Your Guide To Telling Coworkers About Your Vacay
Americans aren't exactly known for their willingness to take vacations. We live in a workforce culture where you're expected to look busy all the time (although whether you're actually doing anything productive is a different story), and even if we do get up the courage to take time off, nobody likes telling their coworkers that they're going on vacation. In fact, according to a recent study of 2,300 workers, employees are so reluctant to take time off that they've started taking "stealth vacations," in which they neglect to inform their coworkers of their absence until a few days before they leave. I don't have to point out that this is a terrible habit, right?
Well, maybe I do, since so many people seem to be doing it. Not telling your coworkers until right before you leave is a terrible practice for several reasons. First, it potentially forces your coworkers to reschedule meetings and change their own workload on short notice, which doesn't exactly help your standing in the office. Plus, it's just inconsiderate. Second, agonizing over announcing your vacation plans creates stress where there honestly shouldn't be any — as Karen Firestone writes for the Harvard Business Review, "it's not as if [vacation]... is coming clean about a coke addiction."
Third, worrying about your vacation might make you less likely to take one, and study after study shows that time off makes you happier, more productive, and more creative. Basically, science is telling you to suck it up and take a few days off. Nobody is going to replace you if you're in the Bahamas for a week.
If you're still worried about how to tell people at work that you'll be gettin' your tropical tan on this time next month, never fear! Here's your official guide to telling your coworkers that you're going on vacation.
1. Plan early.
We all love the idea of spontaneous vacays, but trust me. Your workplace will love you way more if you finalize plans early on — the longer you wait to figure out whether you're going somewhere, the less time they have to plan. Which brings me to...
2. Give them plenty of notice.
We went over this above, but it bears repeating. Once you know you're taking a vacation, tell your boss and coworkers about it as soon as possible so they can plan accordingly.
3. If you can, try not to take vacation during busy seasons.
You might want to take off around Christmas, but so does everyone else. If your employer is awesome and you give them plenty of notice (ahem), though, you might be able to swing it.

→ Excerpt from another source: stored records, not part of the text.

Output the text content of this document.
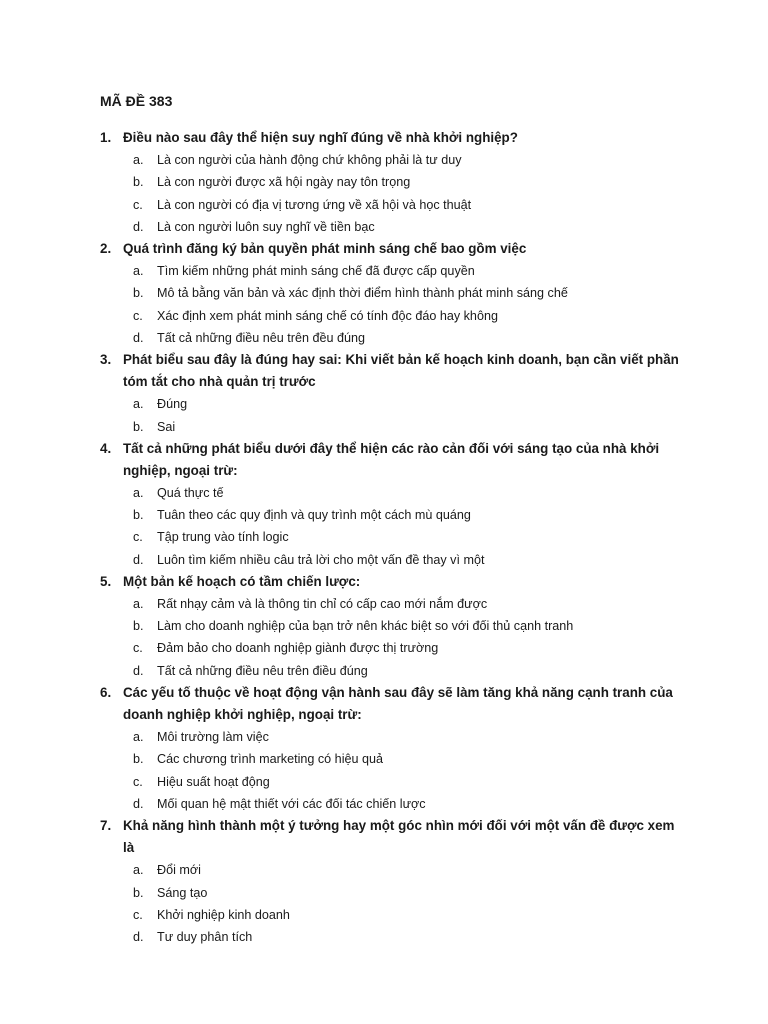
MÃ ĐỀ 383
1. Điều nào sau đây thể hiện suy nghĩ đúng về nhà khởi nghiệp?
a. Là con người của hành động chứ không phải là tư duy
b. Là con người được xã hội ngày nay tôn trọng
c. Là con người có địa vị tương ứng về xã hội và học thuật
d. Là con người luôn suy nghĩ về tiền bạc
2. Quá trình đăng ký bản quyền phát minh sáng chế bao gồm việc
a. Tìm kiếm những phát minh sáng chế đã được cấp quyền
b. Mô tả bằng văn bản và xác định thời điểm hình thành phát minh sáng chế
c. Xác định xem phát minh sáng chế có tính độc đáo hay không
d. Tất cả những điều nêu trên đều đúng
3. Phát biểu sau đây là đúng hay sai: Khi viết bản kế hoạch kinh doanh, bạn cần viết phần tóm tắt cho nhà quản trị trước
a. Đúng
b. Sai
4. Tất cả những phát biểu dưới đây thể hiện các rào cản đối với sáng tạo của nhà khởi nghiệp, ngoại trừ:
a. Quá thực tế
b. Tuân theo các quy định và quy trình một cách mù quáng
c. Tập trung vào tính logic
d. Luôn tìm kiếm nhiều câu trả lời cho một vấn đề thay vì một
5. Một bản kế hoạch có tầm chiến lược:
a. Rất nhạy cảm và là thông tin chỉ có cấp cao mới nắm được
b. Làm cho doanh nghiệp của bạn trở nên khác biệt so với đối thủ cạnh tranh
c. Đảm bảo cho doanh nghiệp giành được thị trường
d. Tất cả những điều nêu trên điều đúng
6. Các yếu tố thuộc về hoạt động vận hành sau đây sẽ làm tăng khả năng cạnh tranh của doanh nghiệp khởi nghiệp, ngoại trừ:
a. Môi trường làm việc
b. Các chương trình marketing có hiệu quả
c. Hiệu suất hoạt động
d. Mối quan hệ mật thiết với các đối tác chiến lược
7. Khả năng hình thành một ý tưởng hay một góc nhìn mới đối với một vấn đề được xem là
a. Đổi mới
b. Sáng tạo
c. Khởi nghiệp kinh doanh
d. Tư duy phân tích
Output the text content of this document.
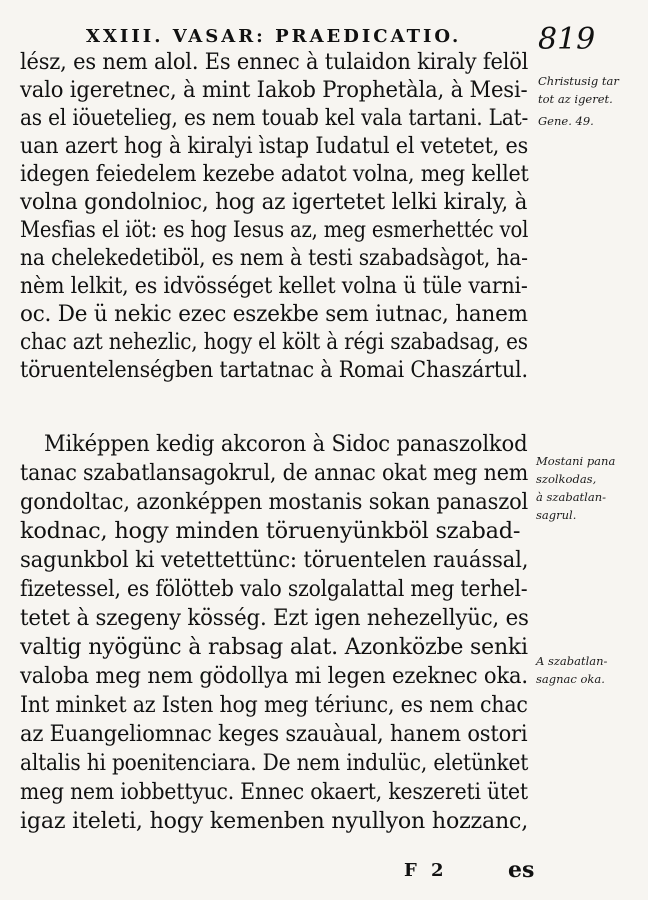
XXIII. VASAR: PRAEDICATIO.	819
lész, es nem alol. Es ennec à tulaidon kiraly felöl
valo igeretnec, à mint Iakob Prophetàla, à Mesi-
as el iöuetelieg, es nem touab kel vala tartani. Lat-
uan azert hog à kiralyi ìstap Iudatul el vetetet, es
idegen feiedelem kezebe adatot volna, meg kellet
volna gondolnioc, hog az igertetet lelki kiraly, à
Mesfias el iöt: es hog Iesus az, meg esmerhettéc vol
na chelekedetiböl, es nem à testi szabadsàgot, ha-
nèm lelkit, es idvösséget kellet volna ü tüle varni-
oc. De ü nekic ezec eszekbe sem iutnac, hanem
chac azt nehezlic, hogy el költ à régi szabadsag, es
töruentelenségben tartatnac à Romai Chaszártul.
Miképpen kedig akcoron à Sidoc panaszolkod
tanac szabatlansagokrul, de annac okat meg nem
gondoltac, azonképpen mostanis sokan panaszol
kodnac, hogy minden töruenyünkböl szabad-
sagunkbol ki vetettettünc: töruentelen rauással,
fizetessel, es fölötteb valo szolgalattal meg terhel-
tetet à szegeny kösség. Ezt igen nehezellyüc, es
valtig nyögünc à rabsag alat. Azonközbe senki
valoba meg nem gödollya mi legen ezeknec oka.
Int minket az Isten hog meg tériunc, es nem chac
az Euangeliomnac keges szauàual, hanem ostori
altalis hi poenitenciara. De nem indulüc, eletünket
meg nem iobbettyuc. Ennec okaert, keszereti ütet
igaz iteleti, hogy kemenben nyullyon hozzanc,
Christusig tar
tot az igeret.
Gene. 49.
Mostani pana
szolkodas,
à szabatlan-
sagrul.
A szabatlan-
sagnac oka.
F 2	es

4. Tell your coworkers, too — not just your boss.
Your boss may be the one you're required to notify, but your coworkers will appreciate the heads-up too.
5. Don't brag.
Once you tell people about your vacation, that doesn't mean you're allowed to brag about getting massaged on a Jamaican beach by two hot twins to everyone in sight. Not cool, bro.
6. Take your damn vacation time.
Again, a whole range of studies show that time off is vital for our mental health. You're not doing yourself any favors by holding off on paid vacation. In fact, you might even be hurting yourself in the long run.